Image source: Walt Disney.

ESPN has been bleeding subscribers for years now. After peaking at around 100 million at the end of fiscal 2010, Walt Disney (DIS -0.10%) reported that subscribers fell to 92 million by 2015. Reports from Nielsen indicate the network continued to lose subs through 2016, but Disney has yet to release an official number.

While ESPN has been able to weather the subscriber losses with increased advertising and affiliate rates, the subscriber losses finally caught up to Disney's cable networks division last quarter. Revenue for the segment -- led by ESPN's family of networks -- fell 7% year-over-year, and operating income fell 13%. ESPN was the main culprit as its ad revenue declined 13% year-over-year.

Three big reasons for the revenue decline

During Disney's earnings call, CEO Bob Iger gave three main reasons for the shrinking ad revenue at ESPN.

A significant decline in daily fantasy advertising had a meaningful impact on the segment. Daily fantasy sports sites have come under fire over the past year, with some states banning them outright. Negative media coverage has led to lower interest in these sites as well, resulting in lower advertising budgets. Daily fantasy ad spending accounted for approximately 59% of total U.S. TV ad revenue growth during Disney's fourth quarter last year, according to Bernstein Research. The loss of these massive advertising budgets had an outsized impact on ESPN.

The Olympics also took place during Disney's fourth quarter, which diverted ad dollars away from ESPN. Comcast's NBCUniversal said it booked $1.23 billion in ad revenue for the Rio Olympics, up 20% from 2012.

The biggest factor, however, may be that Disney's fourth quarter was one week shorter this year than last. That naturally produces a 7% decline in ad inventory -- in line with the decline in revenue for the entire segment.

On the earnings call, management told investors they can expect continued declines in ad revenue due to the timing of college football bowl games this quarter. ESPN will air only three New Year's bowl games in the first quarter this year, compared with six last year.

Lower subscriber count

The loss of a week in the fourth quarter also negatively affected the affiliate fees collected by ESPN. But continued subscriber losses also factored into the decline, Disney admitted in its earnings release. Those factors were offset somewhat by contractual rate increases.

Nielsen reported that ESPN lost 621,000 subscribers in the month of October. While ESPN disputed the number, Nielsen reaffirmed its estimate. The Nielsen report follows several other estimates of continued subscriber losses from ESPN. Disney will release its subscriber counts for all of its networks in its annual report.

CEO Bob Iger argued during the call, "We believe that, to some extent, the causes of those [subscriber] losses have abated; notably, the migration to smaller packages." He added the growth of digital distributors like Sling TV and Hulu offer an opportunity for ESPN to reach more millennials and reduce the number of cord-cutters and cord-nevers.

A growing concern

While Disney's cable networks revenue declined 7% year-over-year, operating income fell at approximately twice that pace, mostly driven by programming costs. ESPN has some of the costliest content of any network, and these expenses are only going to continue growing.

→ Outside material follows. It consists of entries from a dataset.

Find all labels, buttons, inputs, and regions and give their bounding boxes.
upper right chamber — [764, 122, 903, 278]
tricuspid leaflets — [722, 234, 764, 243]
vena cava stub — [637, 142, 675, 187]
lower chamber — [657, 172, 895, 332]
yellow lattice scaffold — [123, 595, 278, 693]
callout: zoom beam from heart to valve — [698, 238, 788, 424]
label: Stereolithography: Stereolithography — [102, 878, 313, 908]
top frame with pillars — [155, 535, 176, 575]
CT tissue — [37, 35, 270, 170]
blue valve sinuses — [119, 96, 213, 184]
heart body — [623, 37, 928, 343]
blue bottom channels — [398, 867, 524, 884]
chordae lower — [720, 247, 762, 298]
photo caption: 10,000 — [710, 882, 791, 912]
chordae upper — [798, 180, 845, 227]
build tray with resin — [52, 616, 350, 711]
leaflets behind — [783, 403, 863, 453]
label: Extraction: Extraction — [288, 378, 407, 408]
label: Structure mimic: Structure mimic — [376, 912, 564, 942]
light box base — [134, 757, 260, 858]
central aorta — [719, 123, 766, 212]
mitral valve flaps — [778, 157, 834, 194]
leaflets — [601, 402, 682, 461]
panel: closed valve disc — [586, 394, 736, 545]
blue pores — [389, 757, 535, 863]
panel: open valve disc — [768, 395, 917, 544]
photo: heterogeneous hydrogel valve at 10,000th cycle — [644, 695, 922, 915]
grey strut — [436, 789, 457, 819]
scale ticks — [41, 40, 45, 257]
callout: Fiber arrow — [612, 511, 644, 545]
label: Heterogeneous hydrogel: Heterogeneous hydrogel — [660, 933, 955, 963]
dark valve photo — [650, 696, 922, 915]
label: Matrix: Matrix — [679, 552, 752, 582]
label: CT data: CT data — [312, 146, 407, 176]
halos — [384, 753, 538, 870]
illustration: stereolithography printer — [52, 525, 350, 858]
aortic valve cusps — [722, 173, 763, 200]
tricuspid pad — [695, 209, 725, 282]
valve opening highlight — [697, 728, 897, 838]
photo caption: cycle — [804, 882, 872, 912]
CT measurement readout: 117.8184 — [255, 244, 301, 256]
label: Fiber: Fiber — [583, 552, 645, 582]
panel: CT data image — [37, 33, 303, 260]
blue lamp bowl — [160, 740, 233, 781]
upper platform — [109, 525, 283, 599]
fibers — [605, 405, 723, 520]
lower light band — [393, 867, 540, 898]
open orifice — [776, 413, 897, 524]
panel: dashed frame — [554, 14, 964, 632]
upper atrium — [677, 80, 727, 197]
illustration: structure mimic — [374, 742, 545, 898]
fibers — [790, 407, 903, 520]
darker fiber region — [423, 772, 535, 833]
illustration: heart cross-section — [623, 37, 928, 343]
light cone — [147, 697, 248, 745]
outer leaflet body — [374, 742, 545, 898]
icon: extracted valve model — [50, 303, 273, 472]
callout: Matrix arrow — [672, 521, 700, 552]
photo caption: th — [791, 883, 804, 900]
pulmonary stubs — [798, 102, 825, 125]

Disney expects its overall cable programming expense will rise at least 8% next year, largely because of a new contract between ESPN and the NBA. That number could climb even higher if ESPN works out a deal with the Big Ten NCAA conference for additional content.

With its subscriber count declining and its content costs rising, ESPN could have a negative impact on Disney's overall growth going forward. While Iger is confident the worst is behind it, it has yet to show an ability to stem the losses. Investors should keep an eye out on Disney's reported subscribers when it releases its annual report and pay attention to estimates from ratings agencies for any improvement in the subscriber trend.